For the ‘Frequent’ group, the 5/2 (M=9.7) and 16/8 (M=8.3) protocols are highly effective, while the 48hr protocol (M=2.9) is lower than the control (M=3.1). Alternatively, for the ‘Infrequent’ group, all three active protocols yield similar, moderate results (16/8=6.3, 5/2=6.7, 48hr=6.5), all of which are superior to the control (M=2.1).

The most notable finding is the reversal for the 48hr fasting protocol, which is the worst protocol for frequent exercise but is just as effective as the others for infrequent exercise. The optimal fasting protocol it depends how frequently an individual exercises.

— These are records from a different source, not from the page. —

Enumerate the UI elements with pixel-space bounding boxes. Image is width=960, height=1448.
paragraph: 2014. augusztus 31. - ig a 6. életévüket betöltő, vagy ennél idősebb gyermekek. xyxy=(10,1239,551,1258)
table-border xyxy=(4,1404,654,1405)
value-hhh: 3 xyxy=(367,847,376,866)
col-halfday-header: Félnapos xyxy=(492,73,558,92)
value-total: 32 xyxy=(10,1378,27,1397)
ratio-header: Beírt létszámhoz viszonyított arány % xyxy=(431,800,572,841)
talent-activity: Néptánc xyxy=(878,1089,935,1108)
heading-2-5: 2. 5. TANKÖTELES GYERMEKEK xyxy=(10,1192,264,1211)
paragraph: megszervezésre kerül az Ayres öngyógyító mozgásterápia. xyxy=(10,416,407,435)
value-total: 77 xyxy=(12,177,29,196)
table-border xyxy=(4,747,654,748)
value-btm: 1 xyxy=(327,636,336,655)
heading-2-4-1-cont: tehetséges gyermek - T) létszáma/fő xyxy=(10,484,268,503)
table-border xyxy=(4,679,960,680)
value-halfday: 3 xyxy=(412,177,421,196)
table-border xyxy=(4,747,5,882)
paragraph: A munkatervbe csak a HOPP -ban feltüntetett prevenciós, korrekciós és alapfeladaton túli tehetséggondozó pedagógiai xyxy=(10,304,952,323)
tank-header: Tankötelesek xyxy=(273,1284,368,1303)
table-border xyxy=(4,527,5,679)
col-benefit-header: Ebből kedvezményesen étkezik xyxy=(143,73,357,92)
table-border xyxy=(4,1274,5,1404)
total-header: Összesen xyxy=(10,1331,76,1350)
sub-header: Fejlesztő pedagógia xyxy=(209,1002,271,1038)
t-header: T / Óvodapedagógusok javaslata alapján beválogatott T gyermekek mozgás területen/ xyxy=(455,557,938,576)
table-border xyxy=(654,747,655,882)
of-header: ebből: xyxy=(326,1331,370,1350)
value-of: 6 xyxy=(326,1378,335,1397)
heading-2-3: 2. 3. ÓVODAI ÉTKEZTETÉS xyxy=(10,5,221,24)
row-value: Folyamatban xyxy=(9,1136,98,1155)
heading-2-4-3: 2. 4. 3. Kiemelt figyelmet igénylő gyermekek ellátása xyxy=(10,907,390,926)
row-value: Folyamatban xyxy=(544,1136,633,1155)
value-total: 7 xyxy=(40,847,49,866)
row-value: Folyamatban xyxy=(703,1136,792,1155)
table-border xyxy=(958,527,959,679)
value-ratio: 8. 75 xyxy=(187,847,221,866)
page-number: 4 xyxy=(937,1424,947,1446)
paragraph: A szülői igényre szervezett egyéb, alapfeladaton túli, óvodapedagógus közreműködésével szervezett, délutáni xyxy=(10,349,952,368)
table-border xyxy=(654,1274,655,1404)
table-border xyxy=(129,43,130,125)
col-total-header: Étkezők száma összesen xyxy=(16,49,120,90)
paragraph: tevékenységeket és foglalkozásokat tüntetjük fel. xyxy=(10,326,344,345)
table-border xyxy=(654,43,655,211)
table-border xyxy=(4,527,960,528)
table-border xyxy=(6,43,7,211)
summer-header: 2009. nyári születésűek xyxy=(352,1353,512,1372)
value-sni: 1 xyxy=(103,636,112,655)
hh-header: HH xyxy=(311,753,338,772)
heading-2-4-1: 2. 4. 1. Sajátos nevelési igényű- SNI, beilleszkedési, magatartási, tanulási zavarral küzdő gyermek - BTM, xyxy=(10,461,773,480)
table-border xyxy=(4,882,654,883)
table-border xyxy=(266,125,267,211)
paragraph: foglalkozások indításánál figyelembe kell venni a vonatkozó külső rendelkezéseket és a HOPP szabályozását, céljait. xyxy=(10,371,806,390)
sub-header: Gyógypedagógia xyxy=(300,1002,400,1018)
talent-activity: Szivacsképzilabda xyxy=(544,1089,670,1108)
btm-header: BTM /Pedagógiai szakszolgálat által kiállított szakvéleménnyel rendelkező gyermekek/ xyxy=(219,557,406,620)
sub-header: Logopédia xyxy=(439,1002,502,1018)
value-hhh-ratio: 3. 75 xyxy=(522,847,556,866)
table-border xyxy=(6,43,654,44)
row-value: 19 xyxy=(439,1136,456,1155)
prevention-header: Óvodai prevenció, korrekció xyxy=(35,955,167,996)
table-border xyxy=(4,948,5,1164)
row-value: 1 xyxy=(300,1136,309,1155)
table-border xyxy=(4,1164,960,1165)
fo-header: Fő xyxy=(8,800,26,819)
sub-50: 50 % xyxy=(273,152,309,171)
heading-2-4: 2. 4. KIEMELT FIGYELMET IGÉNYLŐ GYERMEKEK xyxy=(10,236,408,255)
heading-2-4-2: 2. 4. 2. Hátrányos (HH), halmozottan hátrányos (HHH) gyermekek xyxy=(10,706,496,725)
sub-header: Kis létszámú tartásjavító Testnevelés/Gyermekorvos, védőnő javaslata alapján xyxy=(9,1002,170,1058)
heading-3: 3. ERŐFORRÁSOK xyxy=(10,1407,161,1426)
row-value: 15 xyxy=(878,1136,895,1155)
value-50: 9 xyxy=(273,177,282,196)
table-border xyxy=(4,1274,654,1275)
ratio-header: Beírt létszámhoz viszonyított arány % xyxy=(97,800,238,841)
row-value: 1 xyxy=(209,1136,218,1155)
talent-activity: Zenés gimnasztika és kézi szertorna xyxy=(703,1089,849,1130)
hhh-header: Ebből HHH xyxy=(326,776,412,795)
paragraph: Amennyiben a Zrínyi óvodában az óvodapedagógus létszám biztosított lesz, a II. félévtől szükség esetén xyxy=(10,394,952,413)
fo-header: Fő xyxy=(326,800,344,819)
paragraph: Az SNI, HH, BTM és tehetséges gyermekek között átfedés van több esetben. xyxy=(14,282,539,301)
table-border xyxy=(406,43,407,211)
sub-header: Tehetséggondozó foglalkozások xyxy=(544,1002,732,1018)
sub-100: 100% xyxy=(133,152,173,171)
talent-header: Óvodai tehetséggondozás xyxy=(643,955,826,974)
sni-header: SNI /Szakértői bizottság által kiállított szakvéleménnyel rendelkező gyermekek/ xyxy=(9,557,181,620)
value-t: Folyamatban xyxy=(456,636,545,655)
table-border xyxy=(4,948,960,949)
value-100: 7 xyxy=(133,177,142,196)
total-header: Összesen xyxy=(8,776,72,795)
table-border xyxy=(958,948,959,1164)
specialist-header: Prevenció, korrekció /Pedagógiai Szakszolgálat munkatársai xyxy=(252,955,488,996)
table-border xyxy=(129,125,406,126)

Tukey’s HSD shows that when exercise was frequent, individuals following the 48-hour fasting protocol showed significantly smaller improvements in heart-health scores compared to those following the other fasting schedules (p < .05). In contrast, under infrequent exercise conditions, differences between fasting types were not statistically significant (p > .05).

This indicates that the negative effects of a prolonged 48-hour fast become most apparent when exercise is frequent. While moderate fasting schedules such as 16/8 and 5/2 appear to enhance heart-health improvements — especially alongside regular exercise — the 48-hour fast is associated with diminished gains and potentially adverse effects on cardiovascular health when combined with high exercise frequency.